ポイント2:PDCAサイクルを活用した具体的な進捗管理
PDCAサイクルとは、Plan(計画)→Do(実行)→Check(確認)→Action(改善)の4つのステップを繰り返す管理方法です。バス安全管理の実践では、このサイクルが極めて効果的であり、組織の安全意識向上にも直結します。
計画段階では、「運行前に安全点検チェックリストを作成する」「全乗客に安全ルールを周知する」「悪天候や渋滞時の対応マニュアルを準備する」といった具体的な対策を決めます。実行段階では、決めたルールを実際に守るよう徹底します。ここで大切なのは、バス運転手だけでなく、旅行の付き添い担当者にも事前研修を行い、安全意識を高めてもらうことです。乗客の多くが高齢者や児童である場合は、段差での転倒防止や急カーブでの安定性確保など、対象者に合わせた安全対策が必要になります。
確認段階では、運行後に「事故がなかったか」「ルール違反がなかったか」「運転手から改善提案がないか」を記録します。簡単な安全報告フォーマットを作成し、毎回の旅行後に同じ項目で確認することで、トレンド把握が容易になります。改善段階では、もし問題があった場合、「なぜそれが起きたのか」を運転手や同乗者を交えて分析し、次の旅行に向けた対策を立てます。例えば、乗客の体調不良が多発した場合は、休憩時間の取り方を見直すなどの工夫が考えられます。このサイクルを半年ごと、または毎回の旅行後に実施することで、継続的な安全向上が実現します。
ポイント3:組織全体での意識醸成と継続的改善
事故削減目標を達成するには、総務担当者だけの頑張りでは不十分です。経営層の承認、現場スタッフの協力、そしてバス事業者との連携が必要不可欠です。特に重要なのが「安全文化」の構築です。つまり、全員が「安全は最優先」という認識を共有し、日常的にそれを実践することです。

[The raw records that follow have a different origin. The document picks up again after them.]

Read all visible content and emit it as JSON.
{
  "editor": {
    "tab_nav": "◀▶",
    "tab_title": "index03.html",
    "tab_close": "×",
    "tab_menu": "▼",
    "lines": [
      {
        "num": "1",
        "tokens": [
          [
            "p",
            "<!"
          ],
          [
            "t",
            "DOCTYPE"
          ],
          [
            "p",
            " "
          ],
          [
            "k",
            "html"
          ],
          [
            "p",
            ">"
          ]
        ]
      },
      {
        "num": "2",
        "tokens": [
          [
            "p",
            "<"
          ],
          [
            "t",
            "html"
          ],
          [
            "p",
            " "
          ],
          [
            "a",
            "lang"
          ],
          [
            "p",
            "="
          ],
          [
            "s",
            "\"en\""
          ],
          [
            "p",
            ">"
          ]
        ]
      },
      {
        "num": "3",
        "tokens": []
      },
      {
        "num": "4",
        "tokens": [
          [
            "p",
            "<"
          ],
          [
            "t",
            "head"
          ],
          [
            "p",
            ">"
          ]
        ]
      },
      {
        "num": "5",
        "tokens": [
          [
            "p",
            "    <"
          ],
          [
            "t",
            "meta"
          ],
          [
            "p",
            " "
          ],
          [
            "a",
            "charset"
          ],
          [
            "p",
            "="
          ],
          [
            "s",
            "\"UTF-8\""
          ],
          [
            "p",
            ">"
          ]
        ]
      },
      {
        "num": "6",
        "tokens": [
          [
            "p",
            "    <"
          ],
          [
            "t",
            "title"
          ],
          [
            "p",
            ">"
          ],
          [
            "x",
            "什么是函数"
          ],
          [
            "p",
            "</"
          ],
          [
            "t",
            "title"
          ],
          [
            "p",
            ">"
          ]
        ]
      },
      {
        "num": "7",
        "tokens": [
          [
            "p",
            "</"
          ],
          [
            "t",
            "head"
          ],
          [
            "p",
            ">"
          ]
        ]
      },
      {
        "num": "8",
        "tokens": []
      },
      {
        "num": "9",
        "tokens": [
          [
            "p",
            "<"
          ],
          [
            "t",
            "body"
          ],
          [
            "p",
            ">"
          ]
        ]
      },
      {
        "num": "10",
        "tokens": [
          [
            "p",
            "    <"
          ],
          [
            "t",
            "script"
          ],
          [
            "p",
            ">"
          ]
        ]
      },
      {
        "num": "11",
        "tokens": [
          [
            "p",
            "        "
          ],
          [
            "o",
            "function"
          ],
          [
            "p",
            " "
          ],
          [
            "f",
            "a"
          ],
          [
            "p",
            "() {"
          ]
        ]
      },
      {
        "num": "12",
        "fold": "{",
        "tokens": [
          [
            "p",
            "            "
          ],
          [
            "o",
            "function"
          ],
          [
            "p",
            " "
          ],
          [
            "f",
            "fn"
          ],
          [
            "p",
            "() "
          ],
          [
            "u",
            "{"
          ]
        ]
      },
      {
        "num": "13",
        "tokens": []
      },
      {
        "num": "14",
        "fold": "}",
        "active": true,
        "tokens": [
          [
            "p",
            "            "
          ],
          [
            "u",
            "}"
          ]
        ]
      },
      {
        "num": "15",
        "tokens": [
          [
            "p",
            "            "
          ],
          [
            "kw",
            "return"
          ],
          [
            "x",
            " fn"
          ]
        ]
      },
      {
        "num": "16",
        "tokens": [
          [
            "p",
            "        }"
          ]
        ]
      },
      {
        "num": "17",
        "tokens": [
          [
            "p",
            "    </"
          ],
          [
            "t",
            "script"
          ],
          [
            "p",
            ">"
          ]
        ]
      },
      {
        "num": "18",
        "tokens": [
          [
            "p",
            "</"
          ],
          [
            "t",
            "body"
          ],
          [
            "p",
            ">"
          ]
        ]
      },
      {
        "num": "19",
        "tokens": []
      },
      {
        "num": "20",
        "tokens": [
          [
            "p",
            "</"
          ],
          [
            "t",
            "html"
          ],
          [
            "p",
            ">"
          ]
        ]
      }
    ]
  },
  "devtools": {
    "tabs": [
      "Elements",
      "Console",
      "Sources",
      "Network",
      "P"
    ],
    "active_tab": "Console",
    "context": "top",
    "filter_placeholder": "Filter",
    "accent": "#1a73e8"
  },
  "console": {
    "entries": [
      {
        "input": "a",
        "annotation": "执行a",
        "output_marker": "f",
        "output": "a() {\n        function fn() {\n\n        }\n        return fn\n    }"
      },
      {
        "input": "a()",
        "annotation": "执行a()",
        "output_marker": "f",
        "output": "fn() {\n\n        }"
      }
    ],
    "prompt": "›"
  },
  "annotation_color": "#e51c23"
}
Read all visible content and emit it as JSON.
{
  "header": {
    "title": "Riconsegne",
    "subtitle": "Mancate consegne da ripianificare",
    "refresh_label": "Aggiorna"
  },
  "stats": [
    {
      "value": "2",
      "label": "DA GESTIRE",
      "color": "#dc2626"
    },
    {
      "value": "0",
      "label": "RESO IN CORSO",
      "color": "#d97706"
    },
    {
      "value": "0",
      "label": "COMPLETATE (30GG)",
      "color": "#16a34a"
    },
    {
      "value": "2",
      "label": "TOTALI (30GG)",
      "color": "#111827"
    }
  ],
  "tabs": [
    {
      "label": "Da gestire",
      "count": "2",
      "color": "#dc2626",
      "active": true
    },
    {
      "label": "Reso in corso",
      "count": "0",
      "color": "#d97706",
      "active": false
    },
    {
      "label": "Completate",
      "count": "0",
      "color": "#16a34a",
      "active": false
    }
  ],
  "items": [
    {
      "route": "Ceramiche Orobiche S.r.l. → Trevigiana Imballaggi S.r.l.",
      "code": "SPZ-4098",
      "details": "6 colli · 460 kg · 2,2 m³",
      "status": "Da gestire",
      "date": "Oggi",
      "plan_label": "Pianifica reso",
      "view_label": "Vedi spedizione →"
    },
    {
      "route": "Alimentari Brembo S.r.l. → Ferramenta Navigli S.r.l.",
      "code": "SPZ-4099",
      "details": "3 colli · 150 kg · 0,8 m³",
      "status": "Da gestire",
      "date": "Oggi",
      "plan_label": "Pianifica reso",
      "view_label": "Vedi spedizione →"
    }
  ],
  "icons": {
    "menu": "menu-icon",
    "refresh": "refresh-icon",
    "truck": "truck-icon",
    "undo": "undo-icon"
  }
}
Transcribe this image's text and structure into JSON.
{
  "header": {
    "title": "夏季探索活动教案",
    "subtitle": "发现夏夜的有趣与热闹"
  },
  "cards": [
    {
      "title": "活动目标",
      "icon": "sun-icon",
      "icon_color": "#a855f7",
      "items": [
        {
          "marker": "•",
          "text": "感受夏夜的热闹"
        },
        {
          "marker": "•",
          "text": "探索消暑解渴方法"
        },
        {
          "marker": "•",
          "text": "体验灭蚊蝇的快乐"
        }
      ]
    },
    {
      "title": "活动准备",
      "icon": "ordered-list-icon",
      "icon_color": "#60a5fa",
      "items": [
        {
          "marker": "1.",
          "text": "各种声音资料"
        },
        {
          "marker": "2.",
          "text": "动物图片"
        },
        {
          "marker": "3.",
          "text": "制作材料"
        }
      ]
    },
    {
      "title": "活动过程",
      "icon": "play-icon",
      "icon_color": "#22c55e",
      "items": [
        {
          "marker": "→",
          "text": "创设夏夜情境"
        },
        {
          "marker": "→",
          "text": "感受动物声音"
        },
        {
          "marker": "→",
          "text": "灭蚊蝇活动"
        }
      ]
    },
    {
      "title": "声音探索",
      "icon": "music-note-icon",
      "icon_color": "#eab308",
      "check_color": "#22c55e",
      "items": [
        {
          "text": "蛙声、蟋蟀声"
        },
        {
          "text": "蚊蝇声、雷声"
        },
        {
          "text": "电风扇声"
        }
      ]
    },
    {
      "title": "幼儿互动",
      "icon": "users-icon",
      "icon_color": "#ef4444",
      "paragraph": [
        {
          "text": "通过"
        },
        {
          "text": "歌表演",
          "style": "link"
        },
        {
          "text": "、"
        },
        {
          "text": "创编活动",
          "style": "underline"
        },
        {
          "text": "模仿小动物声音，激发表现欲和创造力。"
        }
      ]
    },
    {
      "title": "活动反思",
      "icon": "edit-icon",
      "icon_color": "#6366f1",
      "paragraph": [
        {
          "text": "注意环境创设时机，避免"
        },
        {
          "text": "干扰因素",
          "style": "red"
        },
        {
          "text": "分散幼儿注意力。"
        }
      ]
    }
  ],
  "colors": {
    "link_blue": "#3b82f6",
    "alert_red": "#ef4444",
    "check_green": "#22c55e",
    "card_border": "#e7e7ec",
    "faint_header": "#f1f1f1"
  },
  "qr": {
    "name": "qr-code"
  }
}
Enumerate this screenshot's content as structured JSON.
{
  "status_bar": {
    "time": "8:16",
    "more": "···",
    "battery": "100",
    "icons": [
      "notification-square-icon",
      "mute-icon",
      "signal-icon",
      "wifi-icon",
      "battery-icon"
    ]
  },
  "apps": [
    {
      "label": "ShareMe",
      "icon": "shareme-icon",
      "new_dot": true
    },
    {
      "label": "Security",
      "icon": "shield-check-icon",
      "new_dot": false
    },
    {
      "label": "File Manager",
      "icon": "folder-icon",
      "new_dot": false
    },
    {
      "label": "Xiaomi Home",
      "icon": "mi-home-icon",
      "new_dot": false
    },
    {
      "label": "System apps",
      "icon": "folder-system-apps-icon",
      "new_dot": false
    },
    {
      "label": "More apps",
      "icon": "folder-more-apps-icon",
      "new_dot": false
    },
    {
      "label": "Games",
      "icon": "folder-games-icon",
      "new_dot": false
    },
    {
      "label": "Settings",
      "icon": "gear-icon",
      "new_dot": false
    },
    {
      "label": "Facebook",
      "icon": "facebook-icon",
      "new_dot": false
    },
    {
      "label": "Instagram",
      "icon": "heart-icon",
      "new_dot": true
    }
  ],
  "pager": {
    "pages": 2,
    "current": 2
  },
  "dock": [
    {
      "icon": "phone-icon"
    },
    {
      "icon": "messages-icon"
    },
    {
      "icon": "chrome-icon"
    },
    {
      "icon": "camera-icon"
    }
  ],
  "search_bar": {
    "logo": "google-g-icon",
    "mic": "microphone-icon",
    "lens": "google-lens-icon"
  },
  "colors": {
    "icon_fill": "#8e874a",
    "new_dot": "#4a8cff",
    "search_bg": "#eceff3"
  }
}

具体的には、旅行前の安全説明会を開き、参加者全員が安全ルール、緊急時の対応方法、乗降時の注意点を理解する時間を設けましょう。また、バス会社の運転手にも旅の概要を説明し、乗客の構成(児童が多い、高齢者が多いなど)に応じた安全運転を依頼することが大切です。さらに、もしヒヤリハットが報告されたときに「報告した人を褒める」という姿勢も重要です。報告しやすい環境があれば、隠された危険がより早く発見でき、大事故を未然に防げます。経営層からのメッセージとして「安全報告は奨励される行動である」と明確に示すことで、組織全体での透明性が高まります。
PDCAサイクルは一度きりではなく、継続することで初めて効果を発揮します。毎年の事故削減目標を少しずつ高くしながら、総務部門、現場スタッフ、バス事業者が一体となって安全向上に取り組む—それがバス安全管理を実現する最も確実で実践的な道なのです。